It’s the 5th of November, and there will be many challenges with Firefighters and Bonfire night this year in particular with the added situation of the Lockdown in England and social restrictions elsewhere in the country.
Why is this? Naturally people want to celebrate – after all, it’s been a difficult year for us all. But with social restrictions in place, it’s feared many people will attempt to hold Bonfire Night parties (including letting off fireworks!) on their own property.
The Fire Service is concerned that the spike that was seen in garden fires during the March lockdown may repeat itself around Bonfire Night.
From March to the end of September, the firefighters have saw a huge increase in 999 calls for fires in gardens, with he majority of these being due to fires getting out of control, being left unattended or spreading to nearby fences, sheds or buildings.

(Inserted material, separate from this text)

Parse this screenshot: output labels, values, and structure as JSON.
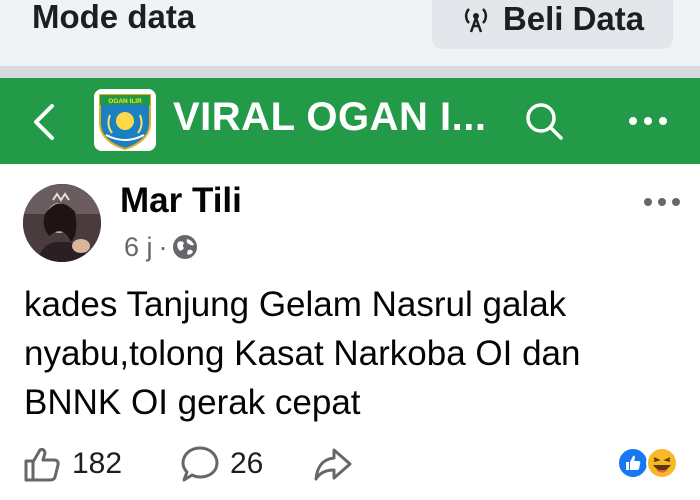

Suggestions for an alternative safer Bonfire Night have been offered, include planning a themed meal, or a having a movie or games night with the people in your household. Firefighters will be working in close contact with local authorities in the run up to Bonfire Night to help keep the number of incidents as low as possible.
Attacks on Firefighters
The Fire Brigades Union reported an astonishing 1,170 attacks on UK firefighters in 2019, with bonfire night last year seeing some “appalling” attacks on firefighters across the UK, as overstretched, under-resourced crews worked to ensure public safety.
This has included verbal and physical abuse, and in some instances reckless and endangering acts such as the throwing of fireworks.
One of the worst examples was in Manchester, where GMFRS Firefighters responding to an out of control bonfire in Hyde were attacked by a gang of around 40 young people who threw fireworks at them, and launching them in their direction.
Usually there are community or council organised events on Bonfire Night where members of the public can enjoy the celebrations in safety. However, with the current situation the vast majority of these have been cancelled, although some are still going ahead while adhering to Covid-19 safety guidelines in parts of the UK.
This the concerns that people will hold their own, private events. There’s also concern that some may be planning to have events including more individuals than are in their social ‘bubble’ or household.
Fireworks have to be handled with care, and at private events where people are more relaxed, and alcohol may be involved, things can get careless. It’s a similar situation with bonfires, where a moment of inattention can cause a situation to spiral out of control in seconds.
The risk isn’t just to property – it’s to lives.